Retrato de un donjuán
No le hables de libros, me dijeron, háblale de mujeres, de coches, de perros, de caballos. Bioy me esperaba a la hora del té sentado en una silla de ruedas junto a una mesa con mantel de hilo llena de bandejas con pastelillos y otras delicadezas en un salón muy amplio, elegantemente deshabitado de muebles, sólo con grandes espejos que multiplicaban el vacío, y el escritor vestía una chaqueta de espiguilla, un chaleco de ante, un pantalón de franela, una ropa de máxima calidad inglesa aunque un poco ajada como corresponde a un gran caballero. Estaba ya quebrado de cadera por una caída que se produjo desde la banqueta mientras trataba de alcanzar un volumen del último estante de la librería y además los analgésicos que estaba obligado a tomar lo tenían sumido en un sopor que era la exacta expresión de aquel mundo ya fenecido: una soledad de amplias estancias, de bibliotecas fatigadas, de maderas que crujían bajo los pasos, de un olor a polvillo clausurado, y al fondo de este espacio me esperaba el prócer en silla de ruedas esforzándose por ser amable y por sonreír con ojillos azules acuosos. Fue el verano pasado. Bioy Casares tenía 83 años y aún poseía un esqueleto británico con cierta transparencia rubia.En efecto, sólo parecía animarse cuando le hablaba de mujeres. Le dije que, a cierta edad, las mujeres te miran y ya no te ven. Bioy comentó que esa sensación él también la había experimentado. ¿Cuándo se sintió por primera vez invisible o transparente para las mujeres?
Bioy contestó escuetamente: "Hace tres años".

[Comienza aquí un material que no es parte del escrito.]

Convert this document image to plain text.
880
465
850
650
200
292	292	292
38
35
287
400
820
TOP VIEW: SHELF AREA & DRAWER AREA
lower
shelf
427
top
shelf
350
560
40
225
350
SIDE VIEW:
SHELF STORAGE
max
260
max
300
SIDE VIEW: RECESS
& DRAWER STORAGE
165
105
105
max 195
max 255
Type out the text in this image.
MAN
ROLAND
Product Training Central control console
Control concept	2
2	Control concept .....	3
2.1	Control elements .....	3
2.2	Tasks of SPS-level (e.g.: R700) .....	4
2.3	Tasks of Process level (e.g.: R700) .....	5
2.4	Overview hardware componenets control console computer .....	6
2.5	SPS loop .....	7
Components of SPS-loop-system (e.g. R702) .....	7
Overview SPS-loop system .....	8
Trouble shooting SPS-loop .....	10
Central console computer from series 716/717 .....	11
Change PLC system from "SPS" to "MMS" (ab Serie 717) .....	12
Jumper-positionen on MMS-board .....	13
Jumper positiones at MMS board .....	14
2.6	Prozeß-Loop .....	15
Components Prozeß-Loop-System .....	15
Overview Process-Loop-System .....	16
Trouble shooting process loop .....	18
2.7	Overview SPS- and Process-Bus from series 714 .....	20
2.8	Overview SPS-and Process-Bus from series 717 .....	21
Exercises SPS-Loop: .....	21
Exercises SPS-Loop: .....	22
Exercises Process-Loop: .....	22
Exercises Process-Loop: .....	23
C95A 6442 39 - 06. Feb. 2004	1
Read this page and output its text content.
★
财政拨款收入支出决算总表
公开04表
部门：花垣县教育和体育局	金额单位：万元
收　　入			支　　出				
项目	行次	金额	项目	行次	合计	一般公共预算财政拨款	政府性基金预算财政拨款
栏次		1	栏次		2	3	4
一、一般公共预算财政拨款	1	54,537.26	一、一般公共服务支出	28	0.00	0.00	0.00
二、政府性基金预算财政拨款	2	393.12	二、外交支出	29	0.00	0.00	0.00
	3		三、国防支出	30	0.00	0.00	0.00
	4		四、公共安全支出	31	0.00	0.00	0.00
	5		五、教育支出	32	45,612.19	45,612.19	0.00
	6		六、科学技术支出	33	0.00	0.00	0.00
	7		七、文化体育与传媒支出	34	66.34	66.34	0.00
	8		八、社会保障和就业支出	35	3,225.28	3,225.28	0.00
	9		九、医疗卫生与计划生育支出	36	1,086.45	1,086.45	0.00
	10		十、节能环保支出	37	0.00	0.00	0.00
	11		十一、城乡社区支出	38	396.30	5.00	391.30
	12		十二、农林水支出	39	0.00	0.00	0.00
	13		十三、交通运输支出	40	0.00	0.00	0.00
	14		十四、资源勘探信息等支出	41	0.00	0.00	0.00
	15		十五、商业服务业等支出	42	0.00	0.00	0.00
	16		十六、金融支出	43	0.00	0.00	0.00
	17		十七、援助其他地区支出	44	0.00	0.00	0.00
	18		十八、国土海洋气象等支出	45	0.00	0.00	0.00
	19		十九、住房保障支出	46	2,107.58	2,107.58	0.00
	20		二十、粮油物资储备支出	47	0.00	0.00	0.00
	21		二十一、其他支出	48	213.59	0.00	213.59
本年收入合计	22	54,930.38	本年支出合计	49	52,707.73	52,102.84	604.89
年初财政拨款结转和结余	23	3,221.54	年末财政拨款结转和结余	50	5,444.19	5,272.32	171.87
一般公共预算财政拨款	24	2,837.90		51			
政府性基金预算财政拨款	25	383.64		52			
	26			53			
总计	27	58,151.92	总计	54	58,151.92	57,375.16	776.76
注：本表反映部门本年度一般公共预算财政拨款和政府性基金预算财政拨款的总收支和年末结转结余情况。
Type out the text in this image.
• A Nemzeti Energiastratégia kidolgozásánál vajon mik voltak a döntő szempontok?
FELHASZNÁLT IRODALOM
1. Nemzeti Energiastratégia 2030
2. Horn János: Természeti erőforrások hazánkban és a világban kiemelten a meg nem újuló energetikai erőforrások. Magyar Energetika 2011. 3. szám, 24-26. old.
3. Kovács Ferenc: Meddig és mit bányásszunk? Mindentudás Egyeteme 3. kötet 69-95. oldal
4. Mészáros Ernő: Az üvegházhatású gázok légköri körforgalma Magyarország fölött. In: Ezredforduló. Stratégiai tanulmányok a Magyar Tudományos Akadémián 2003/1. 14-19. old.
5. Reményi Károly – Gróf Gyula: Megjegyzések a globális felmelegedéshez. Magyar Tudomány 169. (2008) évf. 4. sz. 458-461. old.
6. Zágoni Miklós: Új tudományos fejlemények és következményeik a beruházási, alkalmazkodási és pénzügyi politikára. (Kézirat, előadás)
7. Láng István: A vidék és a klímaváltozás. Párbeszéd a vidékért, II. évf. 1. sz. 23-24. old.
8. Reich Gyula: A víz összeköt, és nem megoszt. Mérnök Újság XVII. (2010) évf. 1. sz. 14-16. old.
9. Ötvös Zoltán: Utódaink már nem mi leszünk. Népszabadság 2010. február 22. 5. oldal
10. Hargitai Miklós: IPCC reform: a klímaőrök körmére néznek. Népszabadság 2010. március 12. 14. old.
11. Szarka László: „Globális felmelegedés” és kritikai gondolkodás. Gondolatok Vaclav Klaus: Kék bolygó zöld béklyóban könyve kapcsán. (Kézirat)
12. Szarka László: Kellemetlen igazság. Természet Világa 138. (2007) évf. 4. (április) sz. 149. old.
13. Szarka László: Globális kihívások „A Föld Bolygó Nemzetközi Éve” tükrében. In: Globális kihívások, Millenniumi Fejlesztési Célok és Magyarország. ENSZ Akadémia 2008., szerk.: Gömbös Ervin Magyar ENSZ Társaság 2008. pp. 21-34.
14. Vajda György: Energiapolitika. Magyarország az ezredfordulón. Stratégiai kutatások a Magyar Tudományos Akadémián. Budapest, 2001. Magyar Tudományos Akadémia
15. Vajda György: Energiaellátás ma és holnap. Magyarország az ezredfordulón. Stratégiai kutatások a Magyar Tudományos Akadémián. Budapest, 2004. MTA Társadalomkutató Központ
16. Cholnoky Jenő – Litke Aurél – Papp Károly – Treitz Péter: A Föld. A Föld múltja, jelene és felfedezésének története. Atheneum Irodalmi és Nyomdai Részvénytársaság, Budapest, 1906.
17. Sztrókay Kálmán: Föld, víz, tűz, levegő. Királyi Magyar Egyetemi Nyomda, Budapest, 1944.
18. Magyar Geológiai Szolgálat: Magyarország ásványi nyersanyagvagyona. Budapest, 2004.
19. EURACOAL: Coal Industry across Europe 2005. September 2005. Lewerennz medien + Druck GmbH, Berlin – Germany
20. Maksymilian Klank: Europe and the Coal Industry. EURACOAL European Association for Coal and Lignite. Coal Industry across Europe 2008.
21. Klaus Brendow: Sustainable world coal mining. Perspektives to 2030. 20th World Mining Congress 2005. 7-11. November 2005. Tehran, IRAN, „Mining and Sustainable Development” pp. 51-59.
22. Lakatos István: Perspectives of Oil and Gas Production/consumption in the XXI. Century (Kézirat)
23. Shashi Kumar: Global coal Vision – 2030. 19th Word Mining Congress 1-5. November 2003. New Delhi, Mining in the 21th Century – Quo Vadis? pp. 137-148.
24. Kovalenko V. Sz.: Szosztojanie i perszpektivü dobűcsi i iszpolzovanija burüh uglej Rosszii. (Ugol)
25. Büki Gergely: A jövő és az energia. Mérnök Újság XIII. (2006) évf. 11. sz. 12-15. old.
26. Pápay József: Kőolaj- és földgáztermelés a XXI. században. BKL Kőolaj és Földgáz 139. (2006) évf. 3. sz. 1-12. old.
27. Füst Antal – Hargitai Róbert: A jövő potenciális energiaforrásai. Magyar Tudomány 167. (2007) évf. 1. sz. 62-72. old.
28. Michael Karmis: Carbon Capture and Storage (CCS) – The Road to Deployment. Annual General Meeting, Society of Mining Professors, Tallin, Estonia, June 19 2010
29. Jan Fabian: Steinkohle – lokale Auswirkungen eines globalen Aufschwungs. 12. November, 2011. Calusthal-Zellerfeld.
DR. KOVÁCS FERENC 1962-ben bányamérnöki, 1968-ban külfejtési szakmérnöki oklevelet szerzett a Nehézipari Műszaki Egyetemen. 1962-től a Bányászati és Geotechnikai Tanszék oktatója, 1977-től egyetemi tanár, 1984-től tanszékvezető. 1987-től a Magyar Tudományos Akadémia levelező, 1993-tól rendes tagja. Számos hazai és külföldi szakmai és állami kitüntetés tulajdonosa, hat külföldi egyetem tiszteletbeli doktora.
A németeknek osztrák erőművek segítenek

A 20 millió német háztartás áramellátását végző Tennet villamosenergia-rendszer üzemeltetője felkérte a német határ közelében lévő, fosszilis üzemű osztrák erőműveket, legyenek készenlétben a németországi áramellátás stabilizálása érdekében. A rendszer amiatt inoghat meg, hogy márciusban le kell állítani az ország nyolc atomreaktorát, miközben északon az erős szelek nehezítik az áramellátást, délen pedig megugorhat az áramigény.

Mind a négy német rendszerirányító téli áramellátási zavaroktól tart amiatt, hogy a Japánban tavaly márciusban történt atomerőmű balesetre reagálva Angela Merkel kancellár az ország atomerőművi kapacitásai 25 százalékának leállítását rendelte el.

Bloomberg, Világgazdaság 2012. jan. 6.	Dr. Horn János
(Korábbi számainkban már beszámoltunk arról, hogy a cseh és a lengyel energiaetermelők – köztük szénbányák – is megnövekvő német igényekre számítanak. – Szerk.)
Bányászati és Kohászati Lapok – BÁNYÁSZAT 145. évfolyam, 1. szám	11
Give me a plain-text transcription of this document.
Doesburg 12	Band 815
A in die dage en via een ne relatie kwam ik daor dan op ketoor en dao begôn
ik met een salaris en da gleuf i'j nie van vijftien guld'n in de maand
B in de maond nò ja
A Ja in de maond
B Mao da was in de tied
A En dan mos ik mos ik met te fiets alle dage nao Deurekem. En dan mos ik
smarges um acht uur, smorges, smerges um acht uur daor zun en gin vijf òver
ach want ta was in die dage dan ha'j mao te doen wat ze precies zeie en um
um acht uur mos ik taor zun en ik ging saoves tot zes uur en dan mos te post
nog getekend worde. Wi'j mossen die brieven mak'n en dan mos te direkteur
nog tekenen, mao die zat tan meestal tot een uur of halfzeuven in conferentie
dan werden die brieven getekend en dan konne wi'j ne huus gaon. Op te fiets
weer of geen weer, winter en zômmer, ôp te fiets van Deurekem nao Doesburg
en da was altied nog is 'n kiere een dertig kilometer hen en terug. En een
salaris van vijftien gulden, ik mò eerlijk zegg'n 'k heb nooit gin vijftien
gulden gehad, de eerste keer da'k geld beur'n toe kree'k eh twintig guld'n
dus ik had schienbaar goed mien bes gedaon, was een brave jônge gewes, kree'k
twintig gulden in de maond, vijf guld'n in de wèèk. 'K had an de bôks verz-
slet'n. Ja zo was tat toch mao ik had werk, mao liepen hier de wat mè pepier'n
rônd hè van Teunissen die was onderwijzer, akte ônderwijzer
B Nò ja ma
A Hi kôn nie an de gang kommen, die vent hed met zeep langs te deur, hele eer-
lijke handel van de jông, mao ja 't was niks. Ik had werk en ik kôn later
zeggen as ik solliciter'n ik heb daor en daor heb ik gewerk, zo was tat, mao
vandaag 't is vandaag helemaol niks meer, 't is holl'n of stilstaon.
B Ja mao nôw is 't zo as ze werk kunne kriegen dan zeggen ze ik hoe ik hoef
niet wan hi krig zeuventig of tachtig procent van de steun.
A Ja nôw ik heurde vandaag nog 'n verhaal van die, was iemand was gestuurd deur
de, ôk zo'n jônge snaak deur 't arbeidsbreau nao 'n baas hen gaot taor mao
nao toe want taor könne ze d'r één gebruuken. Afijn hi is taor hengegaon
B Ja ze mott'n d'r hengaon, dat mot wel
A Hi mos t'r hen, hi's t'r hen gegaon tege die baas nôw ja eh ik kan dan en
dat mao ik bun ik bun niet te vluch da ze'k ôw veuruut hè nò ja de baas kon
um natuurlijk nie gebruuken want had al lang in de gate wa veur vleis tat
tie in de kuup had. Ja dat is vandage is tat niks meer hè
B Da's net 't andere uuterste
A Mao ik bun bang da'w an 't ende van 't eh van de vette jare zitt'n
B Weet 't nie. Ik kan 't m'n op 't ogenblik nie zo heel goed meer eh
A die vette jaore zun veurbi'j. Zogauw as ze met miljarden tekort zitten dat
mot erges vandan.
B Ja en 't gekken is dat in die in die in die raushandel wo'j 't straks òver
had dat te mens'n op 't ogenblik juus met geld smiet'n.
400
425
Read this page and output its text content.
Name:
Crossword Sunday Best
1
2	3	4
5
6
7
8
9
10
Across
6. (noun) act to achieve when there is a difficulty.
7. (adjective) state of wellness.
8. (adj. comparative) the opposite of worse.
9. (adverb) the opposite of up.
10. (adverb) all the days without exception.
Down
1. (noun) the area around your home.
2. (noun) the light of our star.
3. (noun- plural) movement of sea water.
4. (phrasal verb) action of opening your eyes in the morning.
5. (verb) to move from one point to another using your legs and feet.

Sonrió con la mirada perdida en el espejo y parecía que estaba recordando la galería de amantes que pasó por su vida. Bioy me dijo que en aquella misma sala, sentados los dos a aquella misma mesa, solos Borges y él cenaron todas las noches durante más de treinta años. Cuando Borges se despedía, Bioy pasaba al gabinete y anotaba en un dietario esas conversaciones de sobremesa como un notario que levanta acta. Me aseguró que tenía más de 3.000 páginas escritas e inéditas. Esa cita nocturna diaria duró hasta que Borges se casó con María Kodama. Después ella sólo le permitía ir a casa de Bioy los sábados y domingos por la tarde. ¿Qué le pasaba a Borges con las mujeres? Bioy me contestó: "Que se enamoraba y ellas lo bloqueaban". Bioy cruzó los brazos con un gesto de tenaza sobre su pecho como hacen los jugadores de rugby para proteger la pelota.
En Buenos Aires, el escritor Bioy Casares vivía en la calle Posadas, esquina Schiaffino, frente a los jardines de La Recoleta, en uno de los cinco pisos de una finca que pertenecía entera a su familia y a la de su mujer Silvina Ocampo, a dos pasos de La Biela y del restaurante Lola, adonde solía ir cada día a comer, incluso en silla de ruedas. Degustaba allí entre caballeros bonaerenses encorbatados la cocina francesa y no hacía bolitas con la miga de pan como Borges mientras esperaba la merluza hervida en un restaurante vulgar de la calle Maipu, pero al margen de la nutrición ambos tenían un alma bipolar. Bioy admiraba a Borges por su talento literario; Borges admiraba a Bioy por su facilidad para conquistar mujeres. A los dos les unía la misma imaginación cultural, la misma ironía, el mismo asombro ante el misterio.
Una vida llena de fascinación, éxito, belleza, seducción y riqueza se quebró cuando su hija murió atropellada. Un escritor argentino, al enterarse de esta desgracia de Bioy, elevó la mirada al cielo como diciendo: "Ya era hora que a este triunfador le sucediera algo malo". Bioy Casares fue tan feliz que acabó sus días anunciando una tarjeta de crédito, no recuerdo si era de Visa o de Diner"s. Su talento y su fortuna corrieron parejos. Fueron extraordinarios.